Abstract

Deep neural networks (DNNs) have demonstrated remarkable performance in many fields, and deploying them on resource-limited devices has drawn more and more attention in industry and academia. Typically, there are great challenges for intelligent networked vehicles and drones to deploy object detection tasks due to the limited memory and computing power of embedded devices. To meet these challenges, hardware-friendly model compression approaches are required to reduce model parameters and computation. Three-stage global channel pruning, which involves sparsity training, channel pruning, and fine-tuning, is very popular in the field of model compression for its hardware-friendly structural pruning and ease of implementation.
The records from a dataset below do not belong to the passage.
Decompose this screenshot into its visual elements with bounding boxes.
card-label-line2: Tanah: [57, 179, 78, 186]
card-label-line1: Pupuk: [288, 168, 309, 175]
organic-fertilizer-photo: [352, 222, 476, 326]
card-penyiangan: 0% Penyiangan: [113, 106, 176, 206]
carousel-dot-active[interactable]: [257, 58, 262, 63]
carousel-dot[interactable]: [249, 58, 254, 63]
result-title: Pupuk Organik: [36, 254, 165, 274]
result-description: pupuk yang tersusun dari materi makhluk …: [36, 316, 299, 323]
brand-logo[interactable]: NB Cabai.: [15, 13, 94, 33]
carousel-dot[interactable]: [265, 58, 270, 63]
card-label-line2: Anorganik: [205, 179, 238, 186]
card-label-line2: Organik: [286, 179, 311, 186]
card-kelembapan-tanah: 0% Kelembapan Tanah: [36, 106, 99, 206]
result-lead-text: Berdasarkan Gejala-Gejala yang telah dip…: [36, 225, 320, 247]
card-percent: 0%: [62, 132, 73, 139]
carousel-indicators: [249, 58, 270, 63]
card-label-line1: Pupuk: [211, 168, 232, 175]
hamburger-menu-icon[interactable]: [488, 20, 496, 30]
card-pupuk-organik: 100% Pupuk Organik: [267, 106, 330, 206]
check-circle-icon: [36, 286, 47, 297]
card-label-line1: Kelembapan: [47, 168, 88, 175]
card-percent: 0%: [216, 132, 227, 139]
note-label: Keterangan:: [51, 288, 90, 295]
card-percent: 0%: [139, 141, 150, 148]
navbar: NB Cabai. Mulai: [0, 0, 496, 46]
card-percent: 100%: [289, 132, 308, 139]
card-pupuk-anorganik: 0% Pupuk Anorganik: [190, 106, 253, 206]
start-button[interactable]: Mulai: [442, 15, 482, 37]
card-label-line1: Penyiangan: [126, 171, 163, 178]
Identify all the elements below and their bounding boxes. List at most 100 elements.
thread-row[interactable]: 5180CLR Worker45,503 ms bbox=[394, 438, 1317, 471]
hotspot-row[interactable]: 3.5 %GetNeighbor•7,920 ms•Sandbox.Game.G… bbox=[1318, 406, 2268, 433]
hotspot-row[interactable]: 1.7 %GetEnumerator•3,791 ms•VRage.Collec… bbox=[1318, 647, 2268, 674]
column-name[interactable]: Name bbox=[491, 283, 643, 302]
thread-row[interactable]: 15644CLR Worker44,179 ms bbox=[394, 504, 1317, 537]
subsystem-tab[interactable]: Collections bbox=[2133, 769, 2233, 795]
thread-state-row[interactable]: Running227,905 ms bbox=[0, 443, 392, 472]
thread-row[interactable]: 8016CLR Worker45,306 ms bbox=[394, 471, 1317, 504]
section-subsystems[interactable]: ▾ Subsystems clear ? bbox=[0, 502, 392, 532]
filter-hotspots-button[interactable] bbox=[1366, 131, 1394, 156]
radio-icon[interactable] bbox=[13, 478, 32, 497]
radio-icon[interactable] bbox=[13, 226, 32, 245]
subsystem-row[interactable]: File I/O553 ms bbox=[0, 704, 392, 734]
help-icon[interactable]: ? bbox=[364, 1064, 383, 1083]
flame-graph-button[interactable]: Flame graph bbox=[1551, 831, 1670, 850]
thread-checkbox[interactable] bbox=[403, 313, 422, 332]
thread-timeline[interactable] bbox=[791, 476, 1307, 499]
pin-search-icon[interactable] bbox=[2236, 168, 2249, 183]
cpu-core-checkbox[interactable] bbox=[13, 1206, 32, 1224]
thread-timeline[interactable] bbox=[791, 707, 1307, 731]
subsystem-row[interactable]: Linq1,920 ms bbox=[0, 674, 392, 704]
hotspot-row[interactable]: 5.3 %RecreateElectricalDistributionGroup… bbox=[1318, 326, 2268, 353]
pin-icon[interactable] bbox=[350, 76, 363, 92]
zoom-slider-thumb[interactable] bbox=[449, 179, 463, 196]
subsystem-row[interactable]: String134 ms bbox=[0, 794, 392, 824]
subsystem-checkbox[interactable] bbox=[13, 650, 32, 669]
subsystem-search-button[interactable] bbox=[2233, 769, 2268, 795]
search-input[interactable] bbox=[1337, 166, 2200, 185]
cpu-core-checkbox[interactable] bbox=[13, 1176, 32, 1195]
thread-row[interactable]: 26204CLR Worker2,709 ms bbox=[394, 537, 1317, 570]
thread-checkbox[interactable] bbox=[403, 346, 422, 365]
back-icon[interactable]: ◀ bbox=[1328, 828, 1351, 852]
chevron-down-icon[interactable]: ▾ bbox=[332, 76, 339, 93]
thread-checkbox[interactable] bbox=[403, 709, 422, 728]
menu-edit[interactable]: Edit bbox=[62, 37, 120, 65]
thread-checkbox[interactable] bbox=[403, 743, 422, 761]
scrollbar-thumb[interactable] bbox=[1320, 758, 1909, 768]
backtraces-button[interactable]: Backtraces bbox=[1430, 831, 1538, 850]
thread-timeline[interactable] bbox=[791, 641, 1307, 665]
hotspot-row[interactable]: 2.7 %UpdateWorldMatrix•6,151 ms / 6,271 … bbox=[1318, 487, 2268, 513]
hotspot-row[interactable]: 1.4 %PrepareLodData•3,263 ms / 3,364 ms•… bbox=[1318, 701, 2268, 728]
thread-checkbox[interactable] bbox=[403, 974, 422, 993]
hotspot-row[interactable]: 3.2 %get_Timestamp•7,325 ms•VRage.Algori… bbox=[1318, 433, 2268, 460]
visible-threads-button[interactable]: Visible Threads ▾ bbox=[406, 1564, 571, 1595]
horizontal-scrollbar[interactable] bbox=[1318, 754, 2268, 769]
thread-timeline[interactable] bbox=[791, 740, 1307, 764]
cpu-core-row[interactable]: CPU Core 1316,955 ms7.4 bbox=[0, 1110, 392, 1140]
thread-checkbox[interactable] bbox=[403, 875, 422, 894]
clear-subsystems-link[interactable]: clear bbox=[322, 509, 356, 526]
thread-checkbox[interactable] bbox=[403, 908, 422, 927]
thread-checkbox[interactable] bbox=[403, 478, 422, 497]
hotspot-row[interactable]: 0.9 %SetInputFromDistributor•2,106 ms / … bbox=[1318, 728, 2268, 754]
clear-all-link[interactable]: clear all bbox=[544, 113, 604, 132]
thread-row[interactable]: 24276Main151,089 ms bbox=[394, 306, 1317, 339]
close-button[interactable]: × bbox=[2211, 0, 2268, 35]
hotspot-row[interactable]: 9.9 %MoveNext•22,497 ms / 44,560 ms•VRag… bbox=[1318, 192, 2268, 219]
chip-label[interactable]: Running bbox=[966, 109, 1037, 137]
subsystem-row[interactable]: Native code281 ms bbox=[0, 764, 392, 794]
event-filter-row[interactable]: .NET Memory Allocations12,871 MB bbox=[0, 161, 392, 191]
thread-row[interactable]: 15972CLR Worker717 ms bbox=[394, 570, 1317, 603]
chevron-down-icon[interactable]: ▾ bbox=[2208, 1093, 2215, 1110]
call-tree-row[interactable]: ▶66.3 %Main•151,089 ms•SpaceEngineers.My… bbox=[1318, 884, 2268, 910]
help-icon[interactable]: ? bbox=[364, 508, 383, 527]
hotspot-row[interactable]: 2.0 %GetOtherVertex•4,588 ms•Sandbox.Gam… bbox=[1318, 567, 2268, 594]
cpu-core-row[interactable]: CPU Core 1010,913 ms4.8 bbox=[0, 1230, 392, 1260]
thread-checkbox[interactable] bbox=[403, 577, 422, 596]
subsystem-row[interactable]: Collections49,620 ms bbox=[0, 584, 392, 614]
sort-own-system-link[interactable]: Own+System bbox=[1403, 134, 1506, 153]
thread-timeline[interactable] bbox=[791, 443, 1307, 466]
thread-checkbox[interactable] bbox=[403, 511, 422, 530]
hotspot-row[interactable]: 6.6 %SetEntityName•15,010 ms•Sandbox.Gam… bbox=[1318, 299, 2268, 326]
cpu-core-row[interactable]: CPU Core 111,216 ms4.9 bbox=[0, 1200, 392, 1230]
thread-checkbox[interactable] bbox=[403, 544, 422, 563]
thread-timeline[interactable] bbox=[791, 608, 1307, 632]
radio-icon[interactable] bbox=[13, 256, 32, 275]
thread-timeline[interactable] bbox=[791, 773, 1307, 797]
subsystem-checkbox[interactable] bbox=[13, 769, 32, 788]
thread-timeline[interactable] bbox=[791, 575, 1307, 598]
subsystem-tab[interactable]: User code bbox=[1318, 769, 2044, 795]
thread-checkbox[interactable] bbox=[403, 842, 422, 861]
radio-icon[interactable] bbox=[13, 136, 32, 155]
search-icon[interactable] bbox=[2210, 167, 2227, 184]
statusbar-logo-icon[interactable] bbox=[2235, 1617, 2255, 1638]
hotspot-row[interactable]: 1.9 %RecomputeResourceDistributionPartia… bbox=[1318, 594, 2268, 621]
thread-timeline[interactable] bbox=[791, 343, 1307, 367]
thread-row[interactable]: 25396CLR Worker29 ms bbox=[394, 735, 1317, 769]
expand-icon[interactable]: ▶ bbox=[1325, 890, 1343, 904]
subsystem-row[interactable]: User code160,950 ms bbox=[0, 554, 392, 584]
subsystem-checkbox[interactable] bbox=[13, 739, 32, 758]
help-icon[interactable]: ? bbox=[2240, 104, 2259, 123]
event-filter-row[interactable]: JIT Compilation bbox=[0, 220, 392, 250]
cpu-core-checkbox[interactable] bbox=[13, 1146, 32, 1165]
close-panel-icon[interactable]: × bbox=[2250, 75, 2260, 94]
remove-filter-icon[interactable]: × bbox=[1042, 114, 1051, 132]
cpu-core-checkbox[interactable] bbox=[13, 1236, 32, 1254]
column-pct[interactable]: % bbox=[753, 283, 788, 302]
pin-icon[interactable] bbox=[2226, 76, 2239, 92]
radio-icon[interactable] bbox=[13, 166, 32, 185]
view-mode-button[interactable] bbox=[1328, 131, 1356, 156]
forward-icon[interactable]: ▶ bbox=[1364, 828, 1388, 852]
However, existing methods suffer from problems such as uneven sparsity, damage to the network structure, and reduced pruning ratio due to channel protection. To solve these issues, the present article makes the following significant contributions. First, we present an element-level heatmap-guided sparsity training method to achieve even sparsity, resulting in higher pruning ratio and improved performance. Second, we propose a global channel pruning method that fuses both global and local channel importance metrics to identify unimportant channels for pruning. Third, we present a channel replacement policy (CRP) to protect layers, ensuring that the pruning ratio can be guaranteed even under high pruning rate conditions. Evaluations show that our proposed method significantly outperforms the state-of-the-art (SOTA) methods in terms of pruning efficiency, making it more suitable for deployment on resource-limited devices.